Kammerpräsident warnt

Personalsituation ist „Sargnagel“ der Apotheken Carolin Ciulli, 01.03.2022 10:34 Uhr

Honorarerhöhung gefordert: Kammerpräsident Dr. Kai Christiansen beschreibt die Personalsituation in den Apotheken als desaströs. Foto: Michael Holzem PHOTOGRAPHIE / CDU Steinbergkirche/Quern
Berlin - 

Der Präsident der Apothekerkammer Schleswig-Holstein, Dr. Kai Christiansen, hat vor dem Fachkräftemangel in Apotheken gewarnt. „Die Personalsituation in den Apotheken ist desaströs und entwickelt sich zum Sargnagel der Apotheke-vor-Ort“, sagt er.

Das Thema „Personal“ werde eine viel größere Sprengkraft auf das „heilberufliche Miteinander“ haben, als es eine für „50 Cent verramschte Paracetamolpackung je hatte“, mahnt Christiansen. Das Problem könne nur vom „gesamten Berufsstand – Berufspolitik und Basis – gelöst“ werden. Der Inhaber der Angler Apotheke in Steinbergkirche verweist auf die Ausbildung in den Betrieben: „Trotz oder vielleicht gerade wegen der Personalnot stellen wir fest, dass immer weniger Apotheken ausbilden oder Praktika anbieten. Schulpraktika, Famulaturen, das Praktische Jahr der Pharmazeuten im Praktikum und der PTA müssen so gestaltet sein und von den Apotheken durchgeführt werden, dass sie Lust auf die Apotheke-vor-Ort machen und das gesamte Spektrum der Offizinpharmazie erlebbar machen“, fordert er.

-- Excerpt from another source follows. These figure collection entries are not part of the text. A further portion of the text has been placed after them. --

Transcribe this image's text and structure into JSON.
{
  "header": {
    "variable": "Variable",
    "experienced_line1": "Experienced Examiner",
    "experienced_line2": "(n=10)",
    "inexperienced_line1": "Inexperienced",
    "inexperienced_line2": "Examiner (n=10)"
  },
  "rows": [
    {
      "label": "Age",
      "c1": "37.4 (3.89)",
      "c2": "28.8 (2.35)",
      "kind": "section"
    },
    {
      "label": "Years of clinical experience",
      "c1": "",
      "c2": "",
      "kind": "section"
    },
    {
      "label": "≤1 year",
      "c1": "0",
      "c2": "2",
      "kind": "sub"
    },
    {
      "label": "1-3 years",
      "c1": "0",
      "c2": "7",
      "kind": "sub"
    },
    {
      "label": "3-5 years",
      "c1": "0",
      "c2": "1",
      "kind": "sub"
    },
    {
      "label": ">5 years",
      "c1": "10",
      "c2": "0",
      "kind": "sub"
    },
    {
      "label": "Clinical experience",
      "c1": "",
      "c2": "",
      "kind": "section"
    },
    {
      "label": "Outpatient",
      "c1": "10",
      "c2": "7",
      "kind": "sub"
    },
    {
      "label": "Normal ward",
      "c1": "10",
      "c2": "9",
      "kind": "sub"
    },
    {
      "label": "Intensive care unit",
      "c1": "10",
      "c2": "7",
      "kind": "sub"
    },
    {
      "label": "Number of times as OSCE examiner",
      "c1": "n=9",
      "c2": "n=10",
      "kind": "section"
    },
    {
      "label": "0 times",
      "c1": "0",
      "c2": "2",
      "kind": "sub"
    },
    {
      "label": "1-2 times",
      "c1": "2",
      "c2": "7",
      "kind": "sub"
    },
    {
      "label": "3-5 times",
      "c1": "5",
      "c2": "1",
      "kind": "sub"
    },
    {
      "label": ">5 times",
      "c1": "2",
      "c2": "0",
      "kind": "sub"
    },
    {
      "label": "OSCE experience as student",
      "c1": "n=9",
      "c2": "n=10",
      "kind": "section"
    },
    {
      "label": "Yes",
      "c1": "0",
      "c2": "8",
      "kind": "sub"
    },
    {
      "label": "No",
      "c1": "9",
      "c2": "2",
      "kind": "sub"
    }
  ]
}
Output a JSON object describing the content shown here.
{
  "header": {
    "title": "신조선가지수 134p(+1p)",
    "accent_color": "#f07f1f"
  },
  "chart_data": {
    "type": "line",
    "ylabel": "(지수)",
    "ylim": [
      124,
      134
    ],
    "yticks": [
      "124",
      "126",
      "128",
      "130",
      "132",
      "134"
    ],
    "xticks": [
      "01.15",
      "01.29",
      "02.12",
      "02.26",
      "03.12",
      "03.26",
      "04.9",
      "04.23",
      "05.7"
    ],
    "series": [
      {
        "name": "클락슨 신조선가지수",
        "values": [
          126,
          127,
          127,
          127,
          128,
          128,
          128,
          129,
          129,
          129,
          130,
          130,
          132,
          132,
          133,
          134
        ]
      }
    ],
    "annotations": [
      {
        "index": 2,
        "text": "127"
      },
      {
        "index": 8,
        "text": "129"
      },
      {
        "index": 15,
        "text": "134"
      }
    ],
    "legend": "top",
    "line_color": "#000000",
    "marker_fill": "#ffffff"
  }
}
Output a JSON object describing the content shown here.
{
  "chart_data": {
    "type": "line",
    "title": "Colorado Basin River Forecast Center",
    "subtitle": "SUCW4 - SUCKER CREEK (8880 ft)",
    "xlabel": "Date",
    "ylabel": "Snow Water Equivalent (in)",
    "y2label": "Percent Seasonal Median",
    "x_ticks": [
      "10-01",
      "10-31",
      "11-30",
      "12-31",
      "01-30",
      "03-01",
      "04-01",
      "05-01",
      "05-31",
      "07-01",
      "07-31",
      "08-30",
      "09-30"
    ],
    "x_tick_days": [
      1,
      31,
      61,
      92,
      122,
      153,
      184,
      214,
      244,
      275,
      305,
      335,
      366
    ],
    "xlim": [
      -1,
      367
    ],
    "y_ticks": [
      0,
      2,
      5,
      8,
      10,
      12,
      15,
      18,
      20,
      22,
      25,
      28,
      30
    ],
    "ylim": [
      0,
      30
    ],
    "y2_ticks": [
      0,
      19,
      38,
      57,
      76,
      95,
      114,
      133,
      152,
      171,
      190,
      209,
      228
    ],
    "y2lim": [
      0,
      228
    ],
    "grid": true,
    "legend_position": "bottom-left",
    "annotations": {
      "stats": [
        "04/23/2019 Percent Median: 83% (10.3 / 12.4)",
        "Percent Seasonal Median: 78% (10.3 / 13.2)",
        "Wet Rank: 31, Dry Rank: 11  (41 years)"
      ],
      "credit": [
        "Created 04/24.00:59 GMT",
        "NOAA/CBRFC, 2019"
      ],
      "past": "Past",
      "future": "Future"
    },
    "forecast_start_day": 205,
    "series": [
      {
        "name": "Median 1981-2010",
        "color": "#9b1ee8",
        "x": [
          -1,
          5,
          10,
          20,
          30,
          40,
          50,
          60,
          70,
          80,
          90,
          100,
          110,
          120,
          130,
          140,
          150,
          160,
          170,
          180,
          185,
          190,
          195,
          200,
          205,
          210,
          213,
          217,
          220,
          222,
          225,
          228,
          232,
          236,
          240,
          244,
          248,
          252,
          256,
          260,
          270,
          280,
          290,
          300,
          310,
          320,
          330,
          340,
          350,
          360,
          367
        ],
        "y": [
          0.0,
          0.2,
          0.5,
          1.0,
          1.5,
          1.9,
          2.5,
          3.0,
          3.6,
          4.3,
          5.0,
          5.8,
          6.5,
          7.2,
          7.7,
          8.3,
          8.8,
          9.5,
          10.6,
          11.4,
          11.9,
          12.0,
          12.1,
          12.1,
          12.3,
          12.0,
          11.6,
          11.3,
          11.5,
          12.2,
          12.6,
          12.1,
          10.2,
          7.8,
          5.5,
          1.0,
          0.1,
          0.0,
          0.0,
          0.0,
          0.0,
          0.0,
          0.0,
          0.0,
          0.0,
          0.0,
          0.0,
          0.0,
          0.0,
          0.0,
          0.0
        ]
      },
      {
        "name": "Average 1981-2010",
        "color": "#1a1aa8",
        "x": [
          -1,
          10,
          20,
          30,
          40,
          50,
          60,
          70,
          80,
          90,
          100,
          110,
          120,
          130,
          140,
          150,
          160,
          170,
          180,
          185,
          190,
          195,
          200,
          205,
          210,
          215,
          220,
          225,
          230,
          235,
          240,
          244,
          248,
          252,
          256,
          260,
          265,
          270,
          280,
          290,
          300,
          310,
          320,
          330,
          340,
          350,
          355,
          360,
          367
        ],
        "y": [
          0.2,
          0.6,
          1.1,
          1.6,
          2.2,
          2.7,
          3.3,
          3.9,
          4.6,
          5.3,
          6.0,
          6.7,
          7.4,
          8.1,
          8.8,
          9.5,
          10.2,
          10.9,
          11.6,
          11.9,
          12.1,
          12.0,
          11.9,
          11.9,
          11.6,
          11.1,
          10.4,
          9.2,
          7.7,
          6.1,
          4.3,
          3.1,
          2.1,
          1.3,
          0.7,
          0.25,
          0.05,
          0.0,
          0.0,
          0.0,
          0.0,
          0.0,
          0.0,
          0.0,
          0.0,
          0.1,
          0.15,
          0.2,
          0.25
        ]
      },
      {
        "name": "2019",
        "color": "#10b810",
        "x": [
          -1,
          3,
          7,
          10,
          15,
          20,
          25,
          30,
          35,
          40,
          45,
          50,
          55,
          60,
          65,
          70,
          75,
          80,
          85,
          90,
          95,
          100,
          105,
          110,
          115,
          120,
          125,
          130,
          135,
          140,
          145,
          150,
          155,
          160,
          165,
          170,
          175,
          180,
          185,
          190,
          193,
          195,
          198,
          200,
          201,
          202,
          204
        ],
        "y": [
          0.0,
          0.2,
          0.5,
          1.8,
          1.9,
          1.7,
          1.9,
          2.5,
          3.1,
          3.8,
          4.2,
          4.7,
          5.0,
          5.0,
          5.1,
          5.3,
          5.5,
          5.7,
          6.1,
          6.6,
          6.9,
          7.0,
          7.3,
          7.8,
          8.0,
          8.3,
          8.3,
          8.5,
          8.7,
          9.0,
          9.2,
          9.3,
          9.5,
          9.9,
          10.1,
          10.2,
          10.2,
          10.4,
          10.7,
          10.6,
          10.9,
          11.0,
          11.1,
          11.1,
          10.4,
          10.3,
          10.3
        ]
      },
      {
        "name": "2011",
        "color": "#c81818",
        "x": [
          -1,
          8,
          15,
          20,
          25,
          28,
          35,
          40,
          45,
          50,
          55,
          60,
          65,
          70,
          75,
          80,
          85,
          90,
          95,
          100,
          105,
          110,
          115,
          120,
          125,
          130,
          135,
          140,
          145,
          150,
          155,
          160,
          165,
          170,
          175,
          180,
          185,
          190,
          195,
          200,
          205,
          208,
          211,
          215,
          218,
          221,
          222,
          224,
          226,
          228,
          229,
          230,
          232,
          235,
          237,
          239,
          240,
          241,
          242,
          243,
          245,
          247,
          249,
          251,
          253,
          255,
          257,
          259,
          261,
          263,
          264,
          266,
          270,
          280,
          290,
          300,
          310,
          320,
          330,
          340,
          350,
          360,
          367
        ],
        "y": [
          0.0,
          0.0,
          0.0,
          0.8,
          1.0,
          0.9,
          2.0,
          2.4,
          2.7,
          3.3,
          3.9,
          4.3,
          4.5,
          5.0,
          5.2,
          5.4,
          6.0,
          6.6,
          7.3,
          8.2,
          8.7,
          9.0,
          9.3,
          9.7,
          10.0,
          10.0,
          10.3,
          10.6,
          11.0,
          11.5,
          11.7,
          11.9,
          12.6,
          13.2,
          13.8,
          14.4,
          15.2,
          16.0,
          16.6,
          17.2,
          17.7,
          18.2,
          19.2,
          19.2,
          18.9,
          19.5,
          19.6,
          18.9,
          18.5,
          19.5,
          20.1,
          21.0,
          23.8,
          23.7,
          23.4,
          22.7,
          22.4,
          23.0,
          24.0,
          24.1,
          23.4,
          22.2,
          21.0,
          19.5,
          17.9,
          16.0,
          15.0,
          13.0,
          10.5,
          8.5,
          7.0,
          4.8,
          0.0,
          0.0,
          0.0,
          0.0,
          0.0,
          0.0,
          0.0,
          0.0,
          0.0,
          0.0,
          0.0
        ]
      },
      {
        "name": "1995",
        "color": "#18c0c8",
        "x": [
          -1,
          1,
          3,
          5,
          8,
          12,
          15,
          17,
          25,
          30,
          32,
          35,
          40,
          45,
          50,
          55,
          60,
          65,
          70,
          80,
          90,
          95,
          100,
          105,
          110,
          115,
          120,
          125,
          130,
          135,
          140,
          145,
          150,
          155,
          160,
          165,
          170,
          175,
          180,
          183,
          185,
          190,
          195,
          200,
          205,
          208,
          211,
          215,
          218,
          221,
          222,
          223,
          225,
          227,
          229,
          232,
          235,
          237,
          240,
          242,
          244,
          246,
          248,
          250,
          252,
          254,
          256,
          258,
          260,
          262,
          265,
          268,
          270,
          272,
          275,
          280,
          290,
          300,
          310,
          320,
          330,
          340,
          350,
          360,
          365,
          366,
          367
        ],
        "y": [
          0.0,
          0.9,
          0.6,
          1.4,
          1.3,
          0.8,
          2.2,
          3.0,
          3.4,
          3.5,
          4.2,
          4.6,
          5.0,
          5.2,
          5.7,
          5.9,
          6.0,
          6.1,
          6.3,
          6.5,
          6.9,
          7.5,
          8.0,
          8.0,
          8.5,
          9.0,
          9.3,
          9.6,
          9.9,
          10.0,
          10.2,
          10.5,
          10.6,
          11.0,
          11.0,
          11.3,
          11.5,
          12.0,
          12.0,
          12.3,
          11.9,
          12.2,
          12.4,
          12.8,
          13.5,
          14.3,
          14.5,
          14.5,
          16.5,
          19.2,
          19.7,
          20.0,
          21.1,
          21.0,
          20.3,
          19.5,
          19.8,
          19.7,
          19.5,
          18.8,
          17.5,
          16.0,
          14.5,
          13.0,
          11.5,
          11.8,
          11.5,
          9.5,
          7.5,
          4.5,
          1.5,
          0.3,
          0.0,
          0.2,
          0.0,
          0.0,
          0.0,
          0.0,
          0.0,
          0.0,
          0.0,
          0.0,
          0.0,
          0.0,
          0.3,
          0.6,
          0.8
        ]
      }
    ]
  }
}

Personalmangel bremst Apotheken

Christiansen verweist jedoch auf einen Knackpunkt: Für all diese „Wünsche“ fehle es wiederum aber an Personal, das dies möglich mache. „Es ist also ein Teufelskreislauf.“ Inhaber können mitunter auch nicht neue Dienstleistungen wie die Covid-19-Impfung anbieten, weil Personal fehlt. Die Berufspolitik müsse spätestens im Zuge der Novellierung der Approbationsordnung mit der Politik ins Gespräch kommen. „Ich würde mir wünschen, dass das Wirtschaftsministerium die längst überfällige Honorierung der Vor-Ort-Apotheken drastisch nach oben anpasst. Hier könnte ich mir vorstellen, dass man sich auf einen Gesamtbetrag einigt, der dauerhaft eins zu eins an die Mitarbeiter über höhere Gehälter ausgezahlt wird.“

Auch in Schleswig-Holstein ist die Zahl der Schließungen deutlich höher als die der Neueröffnungen. Im vergangenen Jahr gab es in dem Bundesland noch 614 Apotheken, davon eröffneten drei neu und 15 machten dicht. Insgesamt sank die Zahl der Apotheken in Deutschland erneut um 292 auf 18.461 Betriebe.

Ein aktueller Fall sorgte in Schleswig-Holstein für lange Diskussionen: Die Apotheke am Wattenmeer in Sankt Peter-Ording beantragte wegen der Personalsituation drei Monate Betriebsferien. „Der Vorstand der Apothekerkammer Schleswig-Holstein hat sich nach langer Diskussion entschieden, der Apotheke am Wattenmeer einen solchen langen Zeitraum als Betriebsferien zu genehmigen, um personelle Restrukturierungen zu ermöglichen, die das Ziel hatten, den Erhalt der Apotheke zu gewährleisten“, so Christiansen. Letztlich schloss der Betrieb jedoch Anfang Februar.